A few percent here or there is all it takes to make a company unprofitable. Most companies don't have huge margins even when they're not trying to reduce them on purpose. You don't need the rate to be higher by a lot, only a little.

And then there is the principal. If you want profits in a jurisdiction, the entity there can get cash by e.g. selling its shares to the parent, which it then has without having to pay interest on. If you don't want profits there, the parent pays nothing (or some nominal amount) for shares and the subsidiary borrows all of its capital, which it then has to pay interest on at prevailing rates which may by itself exceed its profits indefinitely.

And loans are far from the only opportunity for this sort of thing. Pay slightly more for COGS to a sister company and you make significantly less profit, because a small percentage of gross is a large percentage of net.

One percent here, two percent there and soon a 10% margin is -0.1%.

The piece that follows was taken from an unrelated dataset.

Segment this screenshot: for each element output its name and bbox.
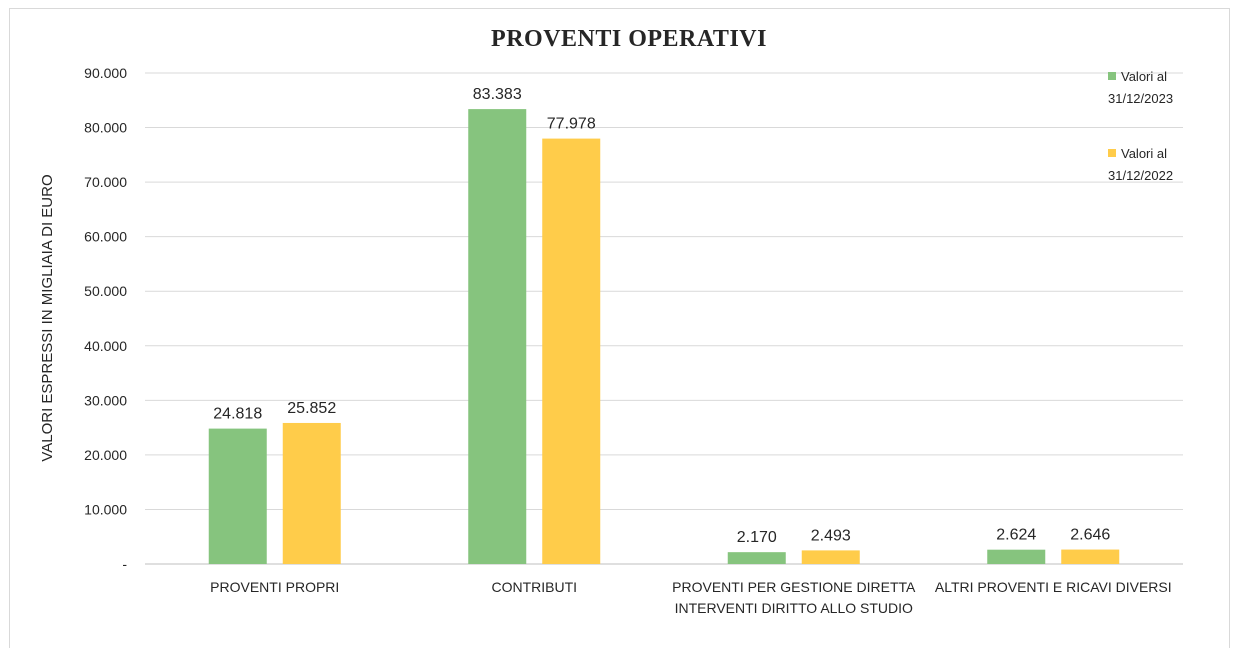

What causes this is trying to tax something (profit) which is independent of any specific activity or jurisdiction. If a company makes phones and sells them, there is no principled reason why a certain percentage of the profit should go to the place where the phone is manufactured vs. designed vs. sold vs. the residence of the investor(s). If your jurisdiction is the one where they're sold but not manufactured or designed etc. and you want to tax that, the bleeding obvious way to do it is with VAT or some similar product/service tax. Trying to contort income tax into that shape is silly and just provides more opportunities for lawyers and accountants to find new loopholes.

Yours is a very well reasoned argument.
We already have rules requiring that! So what's the content of your proposal?
My parent post was a description of how we already have “arbitrary judgement” - so my previous suggestions to e.g tax income based on share of revenue in a jurisdiction would be arbitrary but no more arbitrary than what we already have.
The usual solution is a "General anti-avoidance rule" (GAAR). This doesn't get into the intent of the tax law, only into the intent of the business action. If there would be a simpler, more natural, and otherwise cheaper way to do it, but it's been done a particular way to avoid tax, then it's unlawful.
This seems kind of like the "What is / isn't gerrymandering?" problem.

I am not an accountant, but couldn't most corporate structures be reimagined by taxing authorities as an idealized "single company"?

Then calculate the difference between taxes that would be owed by that company vs the actual structure?

If there's a statistically significant discrepancy, require the company to provide a rationale. Or pay some penalty.

I wonder how well that would work for intangibles like branding, patents, or copyright - all three are artificial and can essentially be charged for arbitrarily and the company value is what provides their worth.

I suspect it would be easier to have a subsidiary rate rule - they may charge percentage either net or gross but not expenses for any IP including required external salaries but even that probably has loopholes or inviabilities.

I don't think it is unheard of to have a judge interpret the intention of a law.